Now I had about 3 weeks to go until loading of the vessel - so deciding what to pack into the car, a few last minute purchases (i.e. surfboard on eBay - didn’t want to take my nice one, as I intended to sell it on afterwards). In the last week of August I packed everything in (surfboard and sails, bike, clothes, towels, shoes, big backpack, spare kitchen equipment: mugs, glasses, pot, utensils etc.) and drove the Musso to Sheerness, from where it would go onto its 4 ½ week journey to Dar es Salaam. When I arrived the staff at the harbour said to me, I shouldn’t worry about the car getting there alright, but it would most probably be emptied out of all my things by the time I get it back, so I should secure everything. Easier said than done, as I couldn’t lock the car. The key had to be left in the ignition for them to drive it onto the vessel and with no separate boot there wasn’t anywhere I could lock things into. They suggested a dog cage - good idea, but a bit too late. So I chained at least the bike to the backdoor handle. As I had to catch a train to travel up to Birmingham that morning for a 5-day VSO training course, there wasn’t much else I could do at this stage. But I didn’t felt too good about the whole theft issue and decided to go back to Sheerness the day after the VSO training (the last day before boarding for the vessel was to commence). I took a long chain and a few more bike chains with me and tried to get them through as many things as possible…
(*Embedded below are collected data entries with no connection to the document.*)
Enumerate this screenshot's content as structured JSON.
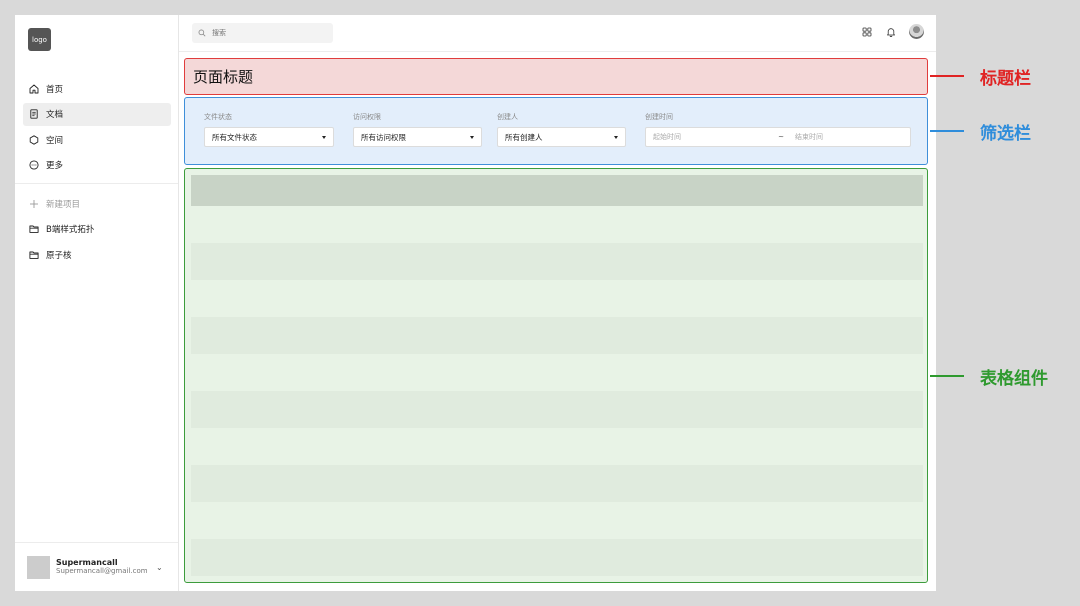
{
  "sidebar": {
    "logo": "logo",
    "nav": [
      {
        "label": "首页",
        "icon": "home-icon"
      },
      {
        "label": "文档",
        "icon": "document-icon",
        "active": true
      },
      {
        "label": "空间",
        "icon": "space-icon"
      },
      {
        "label": "更多",
        "icon": "more-icon"
      }
    ],
    "new_project": "新建项目",
    "projects": [
      {
        "label": "B端样式拓扑",
        "icon": "folder-icon"
      },
      {
        "label": "原子核",
        "icon": "folder-icon"
      }
    ],
    "user": {
      "name": "Supermancall",
      "email": "Supermancall@gmail.com"
    }
  },
  "topbar": {
    "search_placeholder": "搜索",
    "icons": [
      "apps-icon",
      "bell-icon",
      "user-avatar"
    ]
  },
  "page": {
    "title": "页面标题"
  },
  "filters": {
    "status": {
      "label": "文件状态",
      "value": "所有文件状态"
    },
    "access": {
      "label": "访问权限",
      "value": "所有访问权限"
    },
    "creator": {
      "label": "创建人",
      "value": "所有创建人"
    },
    "time": {
      "label": "创建时间",
      "start_placeholder": "起始时间",
      "separator": "~",
      "end_placeholder": "结束时间"
    }
  },
  "annotations": {
    "title_bar": {
      "text": "标题栏",
      "color": "#e02424"
    },
    "filter_bar": {
      "text": "筛选栏",
      "color": "#2f8ddb"
    },
    "table": {
      "text": "表格组件",
      "color": "#2f9a2f"
    }
  },
  "colors": {
    "title_box_border": "#e03c3c",
    "filter_box_border": "#3f8fd9",
    "table_box_border": "#3c9c3c"
  }
}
Bhupesh had given me the number of a customs clearance agent, who would take care of everything, once the car get to Dar - Benno. Whenever I tried to call Benno he seemed to be driving or busy in some other kind of way, but I more or less got the information I thought I needed and wanted to discuss the rest once I arrived in Dar. Back to now again! All week I had been trying to get hold of Benno, but his cellphone was to no avail and no reply to my emails either! So I contacted Bhupesh again, who told me, that other clients had complained about Benno as well. He gave me another contact, that he didn’t have experience with, but that I could give a try - Roselyn of Malai Freight Forwarders. So I emailed Roselyn in the morning before we started our journey to Morogoro.